DIY Slipcovers: Budget Friendly, Simple Design


I am a DIY’er for two main reasons: I love the creative process and I operate on a budget. Home décor is a passion of mine that I must feed; I re-decorate more often than most. When I get the desire to change out furniture either inside or outside, I figure out a way to avoid buying anything brand new. Here is how I got two great chairs for my living room on a budget by making slipcovers.

Finding the Pieces: Know Your Personal Style

I regularly cruise Goodwill and other second hand furniture stores for cool finds. I crave a unique look, and am never aiming to be on trend, necessarily. I search for a mix of classic pieces and re-purpose items with a little hint of trendy accessories to keep everything fresh. For interior furniture, one can never go wrong with white slip covered pieces and just changing out the pillows and throws for a fresh and budget friendly update.

Odors and How to Make a Good Decision

I found matching chairs last winter in my local Goodwill that were disgustingly brown- corduroy, I believe, and super smelly.🤢🤢🤢 The lines on the chairs and the quality were spot-on, and so was the price.

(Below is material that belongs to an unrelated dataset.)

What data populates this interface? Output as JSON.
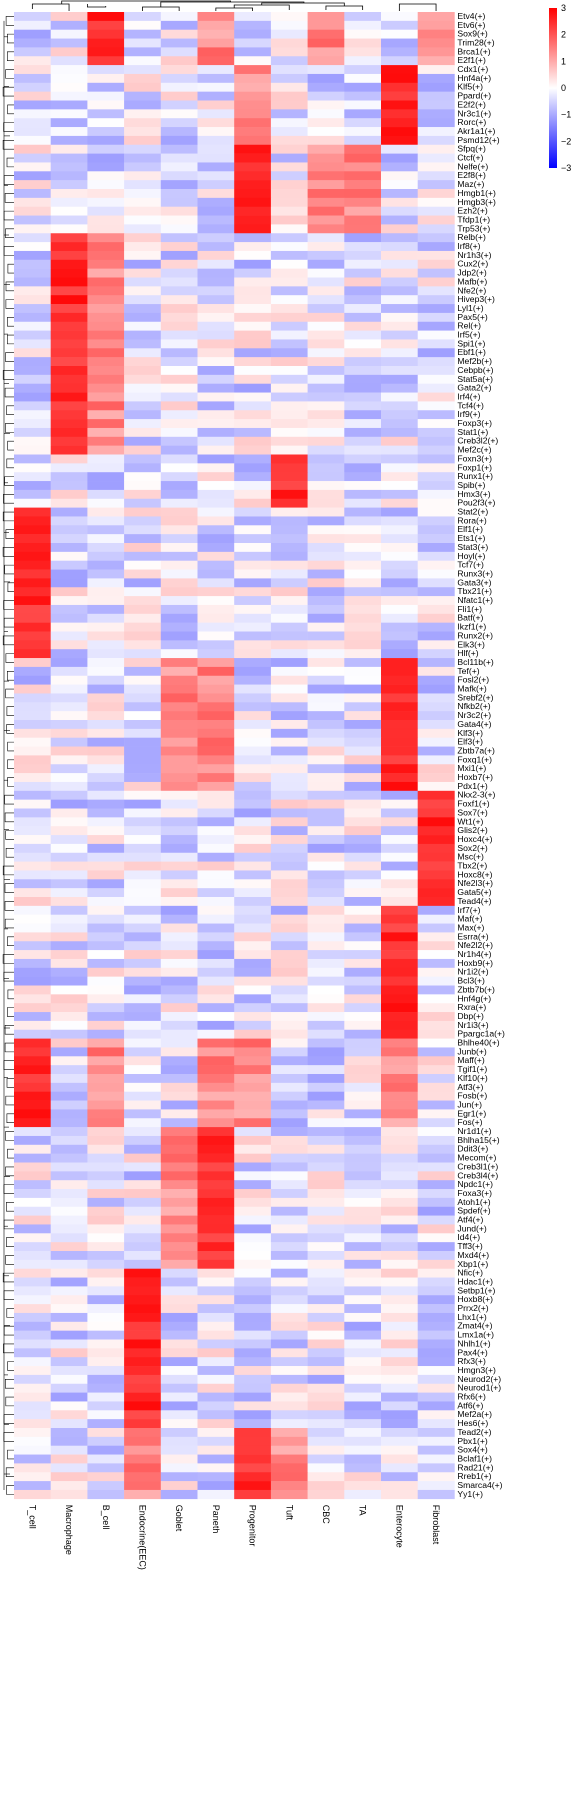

At $12.50 per chair, it was definitely worth the risk of bringing them home. Furniture odor is something you must consider when deciding to make a purchase for your home. I have found if the odor is cigarette related, it’s next to impossible to get the smell out (believe me, I’ve tried)! These particular chairs smelled distinctly like wet dog, not pleasant, but fixable.

Scrubbing the nasty chairs to get the odor out.

Step 1: Cleaning

The first thing I did was set them up in my garage and clean them. I used bleach, which splotched up the brown upholstery pretty good, and two scrubs of Dawn dish detergent mixed with warm water. I let them bake in the direct sunlight to dry. This method worked beautifully, and when it was all finished, no more dog smell and I felt confident they were clean enough to be moved into my house.

Step 2: Choosing the Fabric

I ordered fabric from in a white cotton duck. Choosing a solid makes it much easier to estimate yardage, as no pattern needs to be matched up when making cuts. Also, it’s important to consider thickness, and if the fabric will properly cover what’s underneath. Is it washable, stain resistant? Consider all of these things before buying, and be sure to buy a couple of yards over what you think you will need to make room for error.

Measuring a big section of fabric for cuts.

Step 3: Sectioning

When the fabric came in, I washed it with hot water and dried it on high to go ahead and get the shrinkage out of the way, because I love to wash my slipcovers often to get them clean. I spent some time making loads of self-cording to have on hand because I love the custom look that cording gives to upholstered furniture. After that, I looked at the furniture in sections. I only cut one section at a time so as not to get too frustrated and overwhelmed. I simply looked at each section to examine how the lines ran and where I wanted the cording to be.

I also used lots of pins to join pieces together, lay them on the furniture to see how the lines were running, and then sewing: so lots of running back and forth from the sewing machine to the chair, one section at at time. I'll tell you, my brain was fully engaged during this part of the process!

Knowing Your Weaknesses

Weakness #1 for me was joining together two large sections and making it look right. What I did was I provided a few extra inches of fabric for these areas to be able to “tuck” the sections into the creases of the chair. This is important because when removing and using slipcovers, you must have a little slack. If it is too fitted, you will not be able to slip it on and off easily, which is frustrating.

Weakness #2 I knew about before starting: the box seat cushions. I say, the devil you know is better than the one you don’t. Well, the devil 👿👿👿 for me is a box cushion! I have never been good at sewing these, and almost always get them wrong. In order to alleviate this nightmare for myself, I simply dropped them off at my local alteration shop and paid to have this part done. #worthit

Finished! I change out the pillows and throws for variety. This is the winter look.

The End Result: Gorgeous

These chairs turned out so great! It took me awhile to sew the slipcovers, but I chose the dreary winter months to take this project on because if it is sunny outside, I’m going to want to be outside. I am not a trained seamstress. I am self-taught. This means it takes me longer to figure everything out, and slipcovers are a beast to sew, but so do-able. (If I can do it, anybody can)! I added some dainty little white folded trim to the bottom, purchased at my local Jo-Ann Fabric store for flair, and love how it turned out.

The Investment

I ended up with a total investment of approximately $175 per chair. 😁😁 It took me about two months on weekends to get them done. I have washed them once, and have had no problems getting them back on. These chairs would have cost me probably $800-$1000 new for each chair, so the savings is enormous – plus, I get the satisfaction of knowing that I did this myself and it looks great! I would say definitely try this and to take your time. Walk away and do something else if you get frustrated. Message me if you hit a snag, watch YouTube videos, and have fun with the creative process!